В результате произошедших в 1990-2000-е годы социальных сдвигов уровень разобщенности между людьми оказался настолько велик, что даже говорить об «обществе» можно лишь условно. Горизонтальные связи между индивидами, солидарность, взаимодействие и доверие оказались сведены к минимуму. Возникающие сообщества не только формировались по достаточно случайным признакам, но и оказывались крайне нестабильными. Более или менее прочные связи существовали только внутри семьи, да и та переживала кризис. За пределами технических систем и формальных организаций (общий дом с единой системой отопления, общая работа с одним общим начальником) людей ничто не объединяло.
Это напоминает древнюю азиатскую деспотию, как она описана у Маркса (знаменитый «мешок с картошкой», объединенный извне жесткими границами государства), но и тут есть огромные различия. Дело в том, что, с одной стороны, в азиатской деспотии низовым элементом системы была община, внутри которой как раз связи, солидарность, иерархия и правила были очень четкими. В нынешней России не только никакой общины нет, но нет и ее современных аналогов (вроде трудовых коллективов в позднем СССР). А с другой стороны, в азиатских деспотиях была не просто свирепая и безжалостная власть, но и четко работающая дисциплинированная и организационно монолитная бюрократия. Эти государственные системы, не «прораставшие» вглубь общества, легко рушились от внешнего удара (будь то нашествие врагов или раскол элиты на самом верху), но, пока все было спокойно, работали стабильно и четко.

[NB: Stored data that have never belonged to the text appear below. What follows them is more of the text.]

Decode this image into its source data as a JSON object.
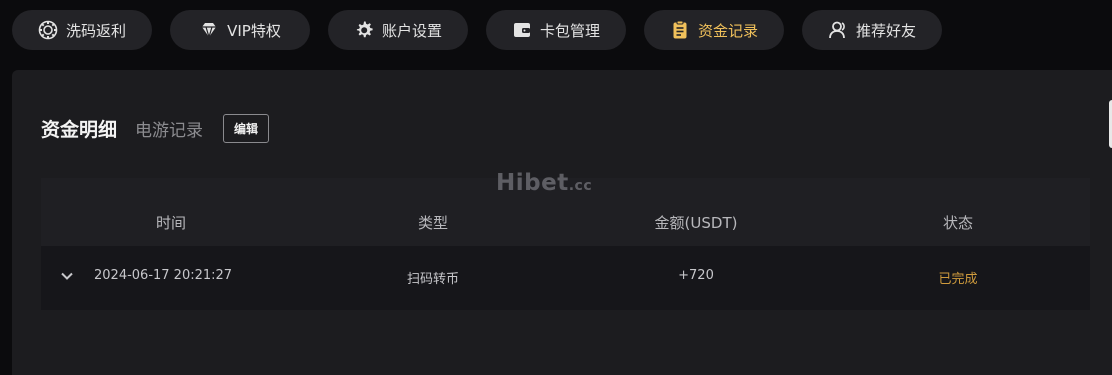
{
  "tabs": [
    {
      "label": "洗码返利",
      "icon": "chip-icon",
      "active": false
    },
    {
      "label": "VIP特权",
      "icon": "diamond-icon",
      "active": false
    },
    {
      "label": "账户设置",
      "icon": "gear-icon",
      "active": false
    },
    {
      "label": "卡包管理",
      "icon": "wallet-icon",
      "active": false
    },
    {
      "label": "资金记录",
      "icon": "clipboard-icon",
      "active": true
    },
    {
      "label": "推荐好友",
      "icon": "user-icon",
      "active": false
    }
  ],
  "panel": {
    "title": "资金明细",
    "subtitle": "电游记录",
    "edit_label": "编辑",
    "watermark": "Hibet",
    "watermark_suffix": ".cc",
    "columns": [
      "时间",
      "类型",
      "金额(USDT)",
      "状态"
    ],
    "rows": [
      {
        "time": "2024-06-17 20:21:27",
        "type": "扫码转币",
        "amount": "+720",
        "status": "已完成"
      }
    ]
  },
  "colors": {
    "accent": "#f1c15b",
    "status_done": "#cf9b3d",
    "panel_bg": "#1c1c1f",
    "page_bg": "#0b0b0d"
  }
}
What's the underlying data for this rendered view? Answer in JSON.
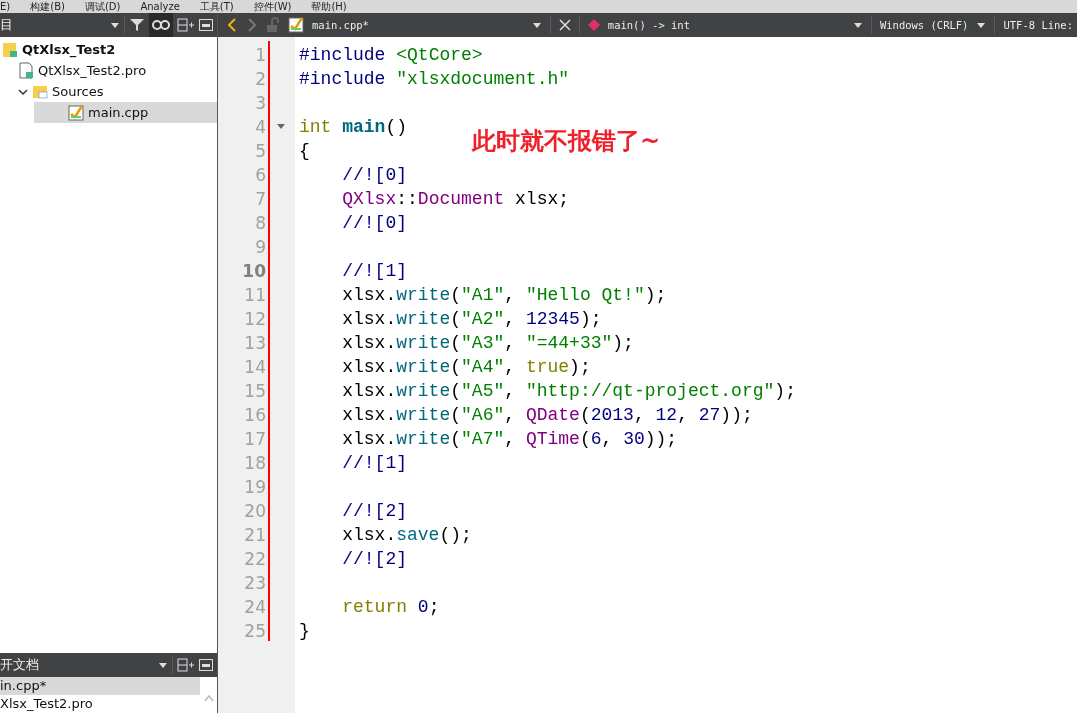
{
  "menu_bar": {
    "items": [
      "E)",
      "构建(B)",
      "调试(D)",
      "Analyze",
      "工具(T)",
      "控件(W)",
      "帮助(H)"
    ]
  },
  "sidebar": {
    "header": "目",
    "tree": [
      {
        "label": "QtXlsx_Test2",
        "kind": "project",
        "selected": false,
        "children": [
          {
            "label": "QtXlsx_Test2.pro",
            "kind": "profile",
            "selected": false
          },
          {
            "label": "Sources",
            "kind": "folder",
            "selected": false,
            "expanded": true,
            "children": [
              {
                "label": "main.cpp",
                "kind": "source",
                "selected": true
              }
            ]
          }
        ]
      }
    ]
  },
  "open_documents": {
    "title": "开文档",
    "items": [
      {
        "label": "in.cpp*",
        "selected": true
      },
      {
        "label": "Xlsx_Test2.pro",
        "selected": false
      }
    ]
  },
  "editor_toolbar": {
    "file": "main.cpp*",
    "symbol": "main() -> int",
    "line_endings": "Windows (CRLF)",
    "encoding": "UTF-8 Line:"
  },
  "editor": {
    "lines": [
      {
        "number": "1",
        "foldable": false,
        "tokens": [
          {
            "kind": "preproc",
            "text": "#include"
          },
          {
            "kind": "string",
            "text": " <QtCore>"
          }
        ]
      },
      {
        "number": "2",
        "foldable": false,
        "tokens": [
          {
            "kind": "preproc",
            "text": "#include"
          },
          {
            "kind": "string",
            "text": " \"xlsxdocument.h\""
          }
        ]
      },
      {
        "number": "3",
        "foldable": false
      },
      {
        "number": "4",
        "foldable": true,
        "tokens": [
          {
            "kind": "keyword",
            "text": "int"
          },
          {
            "kind": "funcdef",
            "text": " main"
          },
          {
            "kind": "plain",
            "text": "()"
          }
        ]
      },
      {
        "number": "5",
        "foldable": false,
        "tokens": [
          {
            "kind": "plain",
            "text": "{"
          }
        ]
      },
      {
        "number": "6",
        "foldable": false,
        "tokens": [
          {
            "kind": "comment",
            "text": "    //![0]"
          }
        ]
      },
      {
        "number": "7",
        "foldable": false,
        "tokens": [
          {
            "kind": "type",
            "text": "    QXlsx"
          },
          {
            "kind": "plain",
            "text": "::"
          },
          {
            "kind": "type",
            "text": "Document"
          },
          {
            "kind": "plain",
            "text": " xlsx;"
          }
        ]
      },
      {
        "number": "8",
        "foldable": false,
        "tokens": [
          {
            "kind": "comment",
            "text": "    //![0]"
          }
        ]
      },
      {
        "number": "9",
        "foldable": false
      },
      {
        "number": "10",
        "current": true,
        "foldable": false,
        "tokens": [
          {
            "kind": "comment",
            "text": "    //![1]"
          }
        ]
      },
      {
        "number": "11",
        "foldable": false,
        "tokens": [
          {
            "kind": "plain",
            "text": "    xlsx."
          },
          {
            "kind": "func",
            "text": "write"
          },
          {
            "kind": "plain",
            "text": "("
          },
          {
            "kind": "string",
            "text": "\"A1\""
          },
          {
            "kind": "plain",
            "text": ", "
          },
          {
            "kind": "string",
            "text": "\"Hello Qt!\""
          },
          {
            "kind": "plain",
            "text": ");"
          }
        ]
      },
      {
        "number": "12",
        "foldable": false,
        "tokens": [
          {
            "kind": "plain",
            "text": "    xlsx."
          },
          {
            "kind": "func",
            "text": "write"
          },
          {
            "kind": "plain",
            "text": "("
          },
          {
            "kind": "string",
            "text": "\"A2\""
          },
          {
            "kind": "plain",
            "text": ", "
          },
          {
            "kind": "number",
            "text": "12345"
          },
          {
            "kind": "plain",
            "text": ");"
          }
        ]
      },
      {
        "number": "13",
        "foldable": false,
        "tokens": [
          {
            "kind": "plain",
            "text": "    xlsx."
          },
          {
            "kind": "func",
            "text": "write"
          },
          {
            "kind": "plain",
            "text": "("
          },
          {
            "kind": "string",
            "text": "\"A3\""
          },
          {
            "kind": "plain",
            "text": ", "
          },
          {
            "kind": "string",
            "text": "\"=44+33\""
          },
          {
            "kind": "plain",
            "text": ");"
          }
        ]
      },
      {
        "number": "14",
        "foldable": false,
        "tokens": [
          {
            "kind": "plain",
            "text": "    xlsx."
          },
          {
            "kind": "func",
            "text": "write"
          },
          {
            "kind": "plain",
            "text": "("
          },
          {
            "kind": "string",
            "text": "\"A4\""
          },
          {
            "kind": "plain",
            "text": ", "
          },
          {
            "kind": "keyword",
            "text": "true"
          },
          {
            "kind": "plain",
            "text": ");"
          }
        ]
      },
      {
        "number": "15",
        "foldable": false,
        "tokens": [
          {
            "kind": "plain",
            "text": "    xlsx."
          },
          {
            "kind": "func",
            "text": "write"
          },
          {
            "kind": "plain",
            "text": "("
          },
          {
            "kind": "string",
            "text": "\"A5\""
          },
          {
            "kind": "plain",
            "text": ", "
          },
          {
            "kind": "string",
            "text": "\"http://qt-project.org\""
          },
          {
            "kind": "plain",
            "text": ");"
          }
        ]
      },
      {
        "number": "16",
        "foldable": false,
        "tokens": [
          {
            "kind": "plain",
            "text": "    xlsx."
          },
          {
            "kind": "func",
            "text": "write"
          },
          {
            "kind": "plain",
            "text": "("
          },
          {
            "kind": "string",
            "text": "\"A6\""
          },
          {
            "kind": "plain",
            "text": ", "
          },
          {
            "kind": "type",
            "text": "QDate"
          },
          {
            "kind": "plain",
            "text": "("
          },
          {
            "kind": "number",
            "text": "2013"
          },
          {
            "kind": "plain",
            "text": ", "
          },
          {
            "kind": "number",
            "text": "12"
          },
          {
            "kind": "plain",
            "text": ", "
          },
          {
            "kind": "number",
            "text": "27"
          },
          {
            "kind": "plain",
            "text": "));"
          }
        ]
      },
      {
        "number": "17",
        "foldable": false,
        "tokens": [
          {
            "kind": "plain",
            "text": "    xlsx."
          },
          {
            "kind": "func",
            "text": "write"
          },
          {
            "kind": "plain",
            "text": "("
          },
          {
            "kind": "string",
            "text": "\"A7\""
          },
          {
            "kind": "plain",
            "text": ", "
          },
          {
            "kind": "type",
            "text": "QTime"
          },
          {
            "kind": "plain",
            "text": "("
          },
          {
            "kind": "number",
            "text": "6"
          },
          {
            "kind": "plain",
            "text": ", "
          },
          {
            "kind": "number",
            "text": "30"
          },
          {
            "kind": "plain",
            "text": "));"
          }
        ]
      },
      {
        "number": "18",
        "foldable": false,
        "tokens": [
          {
            "kind": "comment",
            "text": "    //![1]"
          }
        ]
      },
      {
        "number": "19",
        "foldable": false
      },
      {
        "number": "20",
        "foldable": false,
        "tokens": [
          {
            "kind": "comment",
            "text": "    //![2]"
          }
        ]
      },
      {
        "number": "21",
        "foldable": false,
        "tokens": [
          {
            "kind": "plain",
            "text": "    xlsx."
          },
          {
            "kind": "func",
            "text": "save"
          },
          {
            "kind": "plain",
            "text": "();"
          }
        ]
      },
      {
        "number": "22",
        "foldable": false,
        "tokens": [
          {
            "kind": "comment",
            "text": "    //![2]"
          }
        ]
      },
      {
        "number": "23",
        "foldable": false
      },
      {
        "number": "24",
        "foldable": false,
        "tokens": [
          {
            "kind": "keyword",
            "text": "    return"
          },
          {
            "kind": "number",
            "text": " 0"
          },
          {
            "kind": "plain",
            "text": ";"
          }
        ]
      },
      {
        "number": "25",
        "foldable": false,
        "tokens": [
          {
            "kind": "plain",
            "text": "}"
          }
        ]
      }
    ]
  },
  "annotation": "此时就不报错了~"
}
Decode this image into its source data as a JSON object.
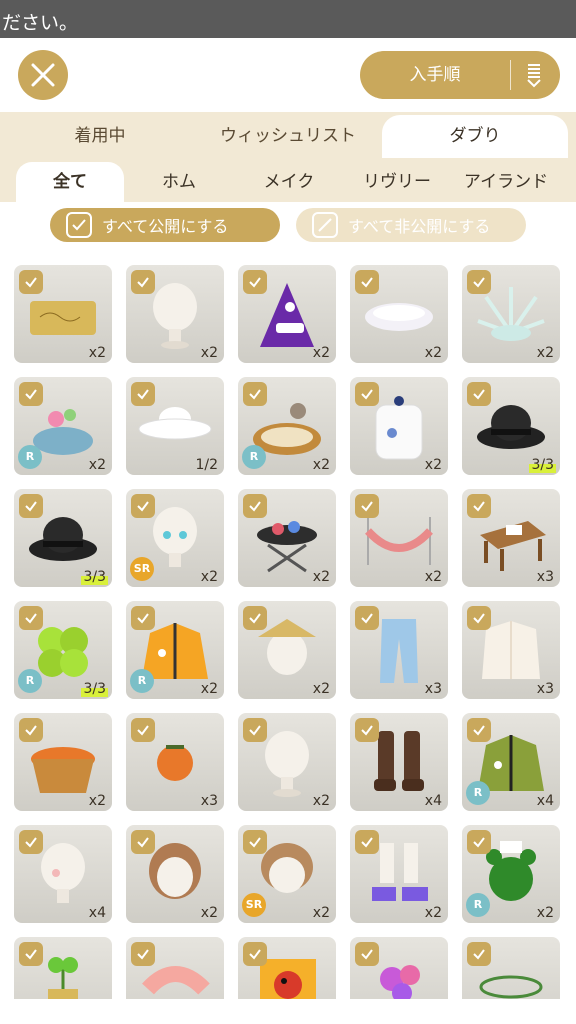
{
  "status_text": "ださい。",
  "header": {
    "close_icon": "close-icon",
    "sort_label": "入手順",
    "sort_icon": "sort-order-icon"
  },
  "tabs": [
    {
      "label": "着用中",
      "active": false
    },
    {
      "label": "ウィッシュリスト",
      "active": false
    },
    {
      "label": "ダブり",
      "active": true
    }
  ],
  "subtabs": [
    {
      "label": "全て",
      "active": true
    },
    {
      "label": "ホム",
      "active": false
    },
    {
      "label": "メイク",
      "active": false
    },
    {
      "label": "リヴリー",
      "active": false
    },
    {
      "label": "アイランド",
      "active": false
    }
  ],
  "actions": {
    "make_all_public": "すべて公開にする",
    "make_all_private": "すべて非公開にする"
  },
  "colors": {
    "accent": "#c9a85c",
    "tab_bg": "#f2e9d5",
    "count_highlight": "#d9f03a",
    "rarity_r": "#7bbfc7",
    "rarity_sr": "#e8a62a"
  },
  "items": [
    {
      "name": "gold-card",
      "count": "x2",
      "rarity": "",
      "full": false
    },
    {
      "name": "white-head",
      "count": "x2",
      "rarity": "",
      "full": false
    },
    {
      "name": "purple-monster",
      "count": "x2",
      "rarity": "",
      "full": false
    },
    {
      "name": "white-dish",
      "count": "x2",
      "rarity": "",
      "full": false
    },
    {
      "name": "white-spiky-plant",
      "count": "x2",
      "rarity": "",
      "full": false
    },
    {
      "name": "flower-turtle",
      "count": "x2",
      "rarity": "R",
      "full": false
    },
    {
      "name": "white-hat",
      "count": "1/2",
      "rarity": "",
      "full": false
    },
    {
      "name": "bunny-bed",
      "count": "x2",
      "rarity": "R",
      "full": false
    },
    {
      "name": "white-jar",
      "count": "x2",
      "rarity": "",
      "full": false
    },
    {
      "name": "black-bowler-hat",
      "count": "3/3",
      "rarity": "",
      "full": true
    },
    {
      "name": "black-bowler-hat",
      "count": "3/3",
      "rarity": "",
      "full": true
    },
    {
      "name": "blue-eye-head",
      "count": "x2",
      "rarity": "SR",
      "full": false
    },
    {
      "name": "bbq-grill",
      "count": "x2",
      "rarity": "",
      "full": false
    },
    {
      "name": "hammock",
      "count": "x2",
      "rarity": "",
      "full": false
    },
    {
      "name": "wood-table",
      "count": "x3",
      "rarity": "",
      "full": false
    },
    {
      "name": "green-clover",
      "count": "3/3",
      "rarity": "R",
      "full": true
    },
    {
      "name": "orange-jacket",
      "count": "x2",
      "rarity": "R",
      "full": false
    },
    {
      "name": "straw-hat-head",
      "count": "x2",
      "rarity": "",
      "full": false
    },
    {
      "name": "blue-jeans",
      "count": "x3",
      "rarity": "",
      "full": false
    },
    {
      "name": "white-cardigan",
      "count": "x3",
      "rarity": "",
      "full": false
    },
    {
      "name": "persimmon-basket",
      "count": "x2",
      "rarity": "",
      "full": false
    },
    {
      "name": "persimmon",
      "count": "x3",
      "rarity": "",
      "full": false
    },
    {
      "name": "white-head",
      "count": "x2",
      "rarity": "",
      "full": false
    },
    {
      "name": "brown-boots",
      "count": "x4",
      "rarity": "",
      "full": false
    },
    {
      "name": "green-jacket",
      "count": "x4",
      "rarity": "R",
      "full": false
    },
    {
      "name": "blush-head",
      "count": "x4",
      "rarity": "",
      "full": false
    },
    {
      "name": "brown-hair",
      "count": "x2",
      "rarity": "",
      "full": false
    },
    {
      "name": "short-brown-hair",
      "count": "x2",
      "rarity": "SR",
      "full": false
    },
    {
      "name": "sneakers",
      "count": "x2",
      "rarity": "",
      "full": false
    },
    {
      "name": "green-bear",
      "count": "x2",
      "rarity": "R",
      "full": false
    },
    {
      "name": "sprout-pot",
      "count": "",
      "rarity": "",
      "full": false
    },
    {
      "name": "shrimp",
      "count": "",
      "rarity": "",
      "full": false
    },
    {
      "name": "ladybug-sign",
      "count": "",
      "rarity": "",
      "full": false
    },
    {
      "name": "flower-bouquet",
      "count": "",
      "rarity": "",
      "full": false
    },
    {
      "name": "leaf-crown",
      "count": "",
      "rarity": "",
      "full": false
    }
  ]
}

В постсоветских странах, напротив, аппарат власти оказался таким же, как и само общество. Он состоит из многочисленных индивидов и групп, ничем не объединенных, кроме формальных должностных инструкций, из людей совершенно коррумпированных, некомпетентных и не нуждающихся в том, чтобы хотя бы демонстрировать компетентность для сохранения своей позиции и продвижения карьеры. Азиатские деспотии были в своей основе системами нерыночными. В России и других постсоветских странах, напротив, не только рынку подчинено все, но и само государство, его функции и его инструменты приватизируются как неформально, так и формально. «Мешок», в котором должна храниться «картошка», весь прогнил и расползается на части.
В результате неолиберальных реформ в России сложилась элита, которая отчаянно держится за власть, но которой совершенно не нужна власть как таковая. Суть этого парадокса в том, что власть рассматривается лишь как техническое средство, как способ получить доступ к неограниченному количеству денег, к своего рода коррупционной ренте, составляющей суть и главный смысл управления. Деньги, привилегии, всевозможная роскошь и наслаждения, все то, что можно получить лично для себя с помощью занимаемой должности, — вот ради чего используется власть. Поэтому у представителей правящей олигархии нет ни стремления к власти как таковой, ни ощущения, что «ты держишь в руках нерв исторически важного процесса», о котором говорил Макс Вебер[173].
Неминуемо возникает вопрос: как в таком обществе может произойти революция и как могут быть проведены реформы (не только прогрессивные, но вообще какие-либо)? Но точно так же очевидно, что поддержание даже среднесрочной стабильности в такой стихийно и необратимо разрушающейся системе невозможно. Слабость общества неминуемо оборачивается непропорциональными возможностями для любой консолидированной, организованной и осознающей свои стратегические задачи группы, которая в случае успеха сама превращается в новый центр не только политической, но и социальной «кристаллизации». В известной степени такую роль играла большевистская партия в российском обществе, пережившем потрясения Первой мировой и Гражданской войн. Однако в начале XXI века отсутствуют и условия, сделавшие возможным формирование того типа «авангардной партии», которая сама была продуктом не только революционной идеологии, но и бурного, хоть и короткого индустриального подъема 1890-1910-х годов.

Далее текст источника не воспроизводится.